Pressure on Banks Drags FTSE 100 into the Red
There was good news for the services sector in the U.K. on Wednesday morning with the revelation that the Purchasing Managers' Service Sector Index – prepared by the Chartered Institute of Purchasing and Supply, and Markit – rose to 51.7 in May compared with 48.7 in April.
Michael Parker
shareprices.com - Wednesday, June 03, 2009
A figure above 50 signifies expansion rather than contraction in business activity, and the latest rise was unexpected. However, with eight FTSE 100 constituent companies going ex-dividend on Wednesday and weakness in the banking sector, the blue chip index failed to sustain recent gains and, by midday, was down 89 points or 2%, at 4,387.79.

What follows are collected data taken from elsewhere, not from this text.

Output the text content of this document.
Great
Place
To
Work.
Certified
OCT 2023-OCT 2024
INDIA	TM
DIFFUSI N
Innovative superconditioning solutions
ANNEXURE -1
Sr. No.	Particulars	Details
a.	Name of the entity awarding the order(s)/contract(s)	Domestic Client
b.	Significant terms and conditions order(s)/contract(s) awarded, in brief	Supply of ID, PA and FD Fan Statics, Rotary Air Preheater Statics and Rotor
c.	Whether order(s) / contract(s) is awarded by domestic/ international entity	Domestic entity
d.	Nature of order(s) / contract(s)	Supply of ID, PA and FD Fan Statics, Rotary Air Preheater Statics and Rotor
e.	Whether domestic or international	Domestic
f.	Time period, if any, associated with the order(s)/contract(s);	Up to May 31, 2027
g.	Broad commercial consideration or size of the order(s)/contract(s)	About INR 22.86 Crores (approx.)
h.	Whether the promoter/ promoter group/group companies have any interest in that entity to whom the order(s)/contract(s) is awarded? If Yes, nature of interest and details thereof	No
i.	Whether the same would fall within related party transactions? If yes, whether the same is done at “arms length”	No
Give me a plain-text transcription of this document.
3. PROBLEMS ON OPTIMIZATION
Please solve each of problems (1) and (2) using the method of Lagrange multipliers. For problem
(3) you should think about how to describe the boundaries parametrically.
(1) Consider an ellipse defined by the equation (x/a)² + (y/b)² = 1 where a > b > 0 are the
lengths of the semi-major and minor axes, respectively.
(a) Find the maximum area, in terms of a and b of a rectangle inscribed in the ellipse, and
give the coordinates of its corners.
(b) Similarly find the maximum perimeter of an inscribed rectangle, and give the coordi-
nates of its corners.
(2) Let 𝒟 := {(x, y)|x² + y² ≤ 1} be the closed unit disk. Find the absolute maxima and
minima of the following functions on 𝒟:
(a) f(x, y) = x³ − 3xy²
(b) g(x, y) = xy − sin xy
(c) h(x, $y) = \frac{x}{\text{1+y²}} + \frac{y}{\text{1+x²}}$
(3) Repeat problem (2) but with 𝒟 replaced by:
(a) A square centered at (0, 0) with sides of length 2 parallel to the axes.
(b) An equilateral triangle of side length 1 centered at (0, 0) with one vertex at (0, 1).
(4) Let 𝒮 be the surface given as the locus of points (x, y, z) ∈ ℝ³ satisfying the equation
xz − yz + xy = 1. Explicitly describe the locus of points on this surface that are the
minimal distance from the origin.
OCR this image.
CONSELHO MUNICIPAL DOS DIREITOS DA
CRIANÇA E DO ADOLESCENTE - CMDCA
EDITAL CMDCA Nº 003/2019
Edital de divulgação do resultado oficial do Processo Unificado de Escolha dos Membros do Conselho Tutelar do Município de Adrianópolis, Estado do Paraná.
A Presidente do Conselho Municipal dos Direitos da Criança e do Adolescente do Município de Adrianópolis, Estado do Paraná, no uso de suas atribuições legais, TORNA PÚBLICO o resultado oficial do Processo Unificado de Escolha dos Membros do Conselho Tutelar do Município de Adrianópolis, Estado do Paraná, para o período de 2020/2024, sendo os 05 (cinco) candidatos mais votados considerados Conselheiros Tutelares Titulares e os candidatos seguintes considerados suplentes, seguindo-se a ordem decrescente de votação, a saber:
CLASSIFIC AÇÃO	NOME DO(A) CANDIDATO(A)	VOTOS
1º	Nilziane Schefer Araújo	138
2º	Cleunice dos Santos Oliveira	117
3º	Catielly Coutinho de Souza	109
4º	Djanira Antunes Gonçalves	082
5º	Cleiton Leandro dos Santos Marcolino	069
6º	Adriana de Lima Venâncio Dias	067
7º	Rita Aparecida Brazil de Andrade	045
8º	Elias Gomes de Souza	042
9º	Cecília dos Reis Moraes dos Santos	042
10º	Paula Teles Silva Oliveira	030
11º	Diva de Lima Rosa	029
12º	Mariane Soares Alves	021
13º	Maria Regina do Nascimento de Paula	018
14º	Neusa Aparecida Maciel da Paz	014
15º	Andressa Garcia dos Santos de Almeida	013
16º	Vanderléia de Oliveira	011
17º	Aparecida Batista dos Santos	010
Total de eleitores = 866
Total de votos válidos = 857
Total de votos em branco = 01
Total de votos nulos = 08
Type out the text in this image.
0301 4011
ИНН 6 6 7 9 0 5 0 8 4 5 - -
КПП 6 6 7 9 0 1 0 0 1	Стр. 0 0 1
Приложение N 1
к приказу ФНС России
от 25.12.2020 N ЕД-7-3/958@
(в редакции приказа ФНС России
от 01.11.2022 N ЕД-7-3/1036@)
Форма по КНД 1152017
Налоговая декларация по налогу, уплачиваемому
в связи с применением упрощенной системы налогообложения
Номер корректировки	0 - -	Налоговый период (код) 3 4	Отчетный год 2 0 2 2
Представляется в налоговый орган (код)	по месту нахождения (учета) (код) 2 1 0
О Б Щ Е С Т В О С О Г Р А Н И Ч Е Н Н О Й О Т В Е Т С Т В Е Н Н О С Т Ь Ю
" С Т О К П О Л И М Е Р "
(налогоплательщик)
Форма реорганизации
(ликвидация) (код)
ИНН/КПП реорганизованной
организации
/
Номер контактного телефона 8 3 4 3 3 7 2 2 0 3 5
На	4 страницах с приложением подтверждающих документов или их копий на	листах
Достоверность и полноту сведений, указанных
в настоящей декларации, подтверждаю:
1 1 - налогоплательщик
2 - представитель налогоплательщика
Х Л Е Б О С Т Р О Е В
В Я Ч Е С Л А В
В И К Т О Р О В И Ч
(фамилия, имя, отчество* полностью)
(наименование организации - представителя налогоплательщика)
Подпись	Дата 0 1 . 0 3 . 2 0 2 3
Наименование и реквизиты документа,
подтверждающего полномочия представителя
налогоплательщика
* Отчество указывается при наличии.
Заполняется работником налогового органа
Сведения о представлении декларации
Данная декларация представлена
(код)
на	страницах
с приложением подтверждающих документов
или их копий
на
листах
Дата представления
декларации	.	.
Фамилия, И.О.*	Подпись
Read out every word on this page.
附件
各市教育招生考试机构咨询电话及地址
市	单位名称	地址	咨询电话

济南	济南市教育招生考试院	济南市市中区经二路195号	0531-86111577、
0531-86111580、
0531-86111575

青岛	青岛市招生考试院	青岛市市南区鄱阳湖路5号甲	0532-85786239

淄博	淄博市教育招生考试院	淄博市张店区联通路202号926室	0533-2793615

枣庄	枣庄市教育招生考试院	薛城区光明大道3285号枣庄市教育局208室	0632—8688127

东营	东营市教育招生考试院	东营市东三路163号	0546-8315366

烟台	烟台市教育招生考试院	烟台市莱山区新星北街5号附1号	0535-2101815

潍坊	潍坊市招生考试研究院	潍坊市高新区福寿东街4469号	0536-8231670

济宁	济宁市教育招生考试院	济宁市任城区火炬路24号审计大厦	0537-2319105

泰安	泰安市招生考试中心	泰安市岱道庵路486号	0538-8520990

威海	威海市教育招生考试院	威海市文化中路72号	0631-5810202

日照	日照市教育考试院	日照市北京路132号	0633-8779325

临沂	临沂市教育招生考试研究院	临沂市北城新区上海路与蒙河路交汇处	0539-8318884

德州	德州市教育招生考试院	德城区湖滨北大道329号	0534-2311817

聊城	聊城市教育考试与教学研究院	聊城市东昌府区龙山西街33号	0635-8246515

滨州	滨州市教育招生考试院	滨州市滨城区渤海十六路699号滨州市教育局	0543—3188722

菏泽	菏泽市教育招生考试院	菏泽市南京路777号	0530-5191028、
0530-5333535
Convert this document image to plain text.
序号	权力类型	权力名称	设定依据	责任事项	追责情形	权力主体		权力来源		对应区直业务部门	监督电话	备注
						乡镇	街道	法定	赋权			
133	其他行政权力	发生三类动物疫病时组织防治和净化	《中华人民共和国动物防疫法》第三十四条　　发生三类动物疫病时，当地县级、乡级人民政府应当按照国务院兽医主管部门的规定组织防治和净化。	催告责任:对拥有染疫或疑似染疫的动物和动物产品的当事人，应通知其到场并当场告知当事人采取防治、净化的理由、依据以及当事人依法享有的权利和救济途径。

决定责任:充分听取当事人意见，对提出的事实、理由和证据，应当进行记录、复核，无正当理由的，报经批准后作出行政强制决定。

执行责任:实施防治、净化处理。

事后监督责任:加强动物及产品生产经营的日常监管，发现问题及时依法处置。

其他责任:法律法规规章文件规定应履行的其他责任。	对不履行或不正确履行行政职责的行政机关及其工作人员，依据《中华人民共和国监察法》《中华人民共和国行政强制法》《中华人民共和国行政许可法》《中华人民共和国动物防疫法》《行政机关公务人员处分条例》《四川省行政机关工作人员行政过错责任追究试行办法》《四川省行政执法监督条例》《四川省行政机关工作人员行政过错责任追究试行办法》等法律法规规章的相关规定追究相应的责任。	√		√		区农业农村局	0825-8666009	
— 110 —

Banks were the worst sufferers, with Barclays down 5.2%, compounding a loss of 13.5% on Tuesday after the International Petroleum Investment Company (IPIC) owned by the government of Abu Dhabi cashed in its 11% stake in the bank. Share prices in Lloyds Banking Group also fell 4.5% to 66.4p, making it one of the biggest fallers in the sector, while persistent rumours that the Saudi conglomerate, Saad Group, is looking to sell down its stake in HSBC forced the share price down 3.5%.
Other losers included insurance company Amlin, whose share price fell 5.6% to 320p, on the announcement that it is to pay the Dutch government €350 (£300 million) for the corporate insurance business of failed bank Fortis. The deal will be funded from existing cash reserves, plus a placement of 23.5 million new shares worth a total of £6.6 million.